We went on vacation the end of March. I remember my mom telling me how easy it was to be around me, how much I had changed. And I felt it.
Then things changed. Maybe it was the fact that I stopped taking the happy pill, convinced it wasn't working. Maybe it was swine flu and the hysteria that ensued. Maybe it was our open house and that half the people who told us they were coming didn't. Regardless, I started on a slow decline to my current state, which has been a little off.
Last night Dan and I went out to dinner alone and then walked along the river talking. "If you could manifest five things in your life, what would they be?" I asked. And he listed his five. On my list- creating joy.

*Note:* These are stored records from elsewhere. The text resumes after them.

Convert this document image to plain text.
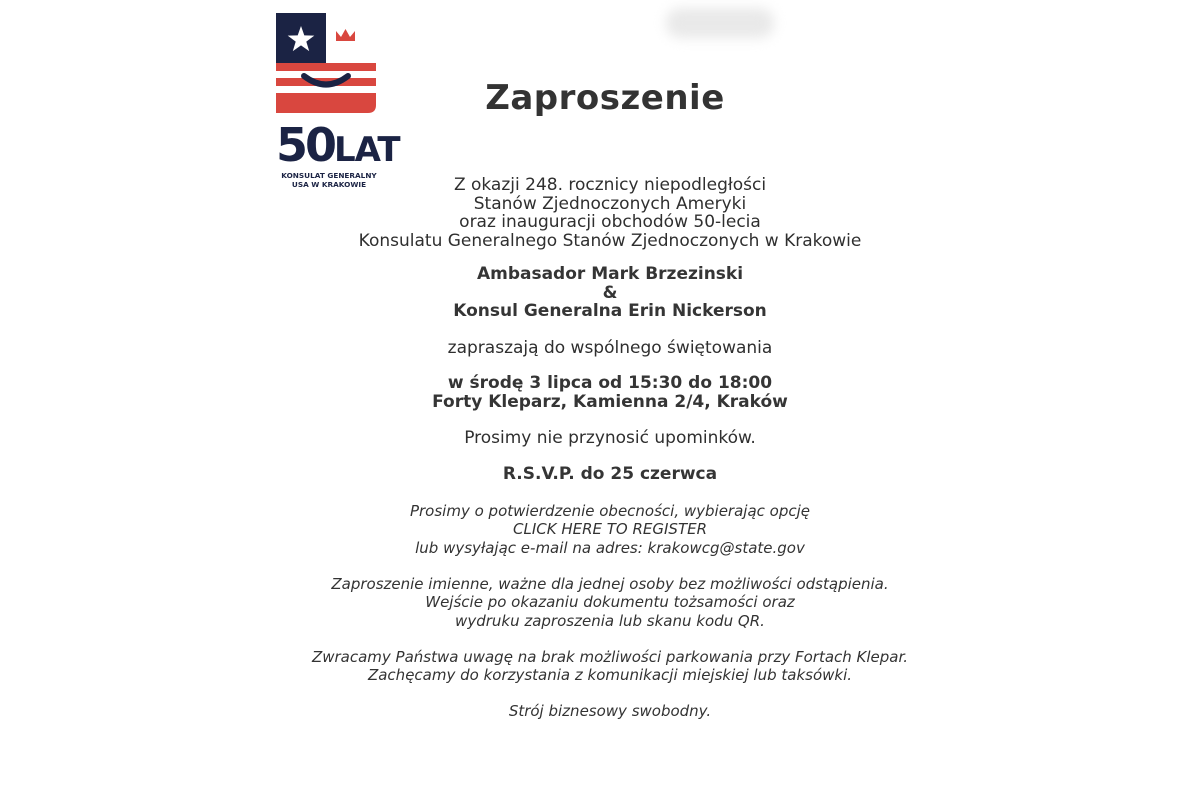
50LAT
KONSULAT GENERALNY
USA W KRAKOWIE
Zaproszenie
Z okazji 248. rocznicy niepodległości
Stanów Zjednoczonych Ameryki
oraz inauguracji obchodów 50-lecia
Konsulatu Generalnego Stanów Zjednoczonych w Krakowie
Ambasador Mark Brzezinski
&
Konsul Generalna Erin Nickerson
zapraszają do wspólnego świętowania
w środę 3 lipca od 15:30 do 18:00
Forty Kleparz, Kamienna 2/4, Kraków
Prosimy nie przynosić upominków.
R.S.V.P. do 25 czerwca
Prosimy o potwierdzenie obecności, wybierając opcję
CLICK HERE TO REGISTER
lub wysyłając e-mail na adres: krakowcg@state.gov
Zaproszenie imienne, ważne dla jednej osoby bez możliwości odstąpienia.
Wejście po okazaniu dokumentu tożsamości oraz
wydruku zaproszenia lub skanu kodu QR.
Zwracamy Państwa uwagę na brak możliwości parkowania przy Fortach Klepar.
Zachęcamy do korzystania z komunikacji miejskiej lub taksówki.
Strój biznesowy swobodny.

My six week challenge is part of my joy creation. You reap what you sow (or karma), right? Seeking out laughter is another. We sat on our neighbor's driveway last night and laughed (really LAUGHED!). It felt normal and healthy and great. Buying myself a vase of pink gerber daisies every week is also part of my plan. I love pink gerber daisies, and seeing them in our house will not only make me smile but will make me appreciate our house more, maybe even start to like it. I'm going to finish setting up my office so that I can work in there as well as scrapbook. I'm going to try to get through Kellen's first six months by the end of the month. And when I wake up every morning I'm going to name five things I have to look forward to. Today that was Stroller Strides (my lovely group of fit mamas), acupuncture, a soy Chai from Java, alone time, and America's Got Talent.
What do you want to manifest in your life? And more importantly, what steps are you going to take to make them a reality?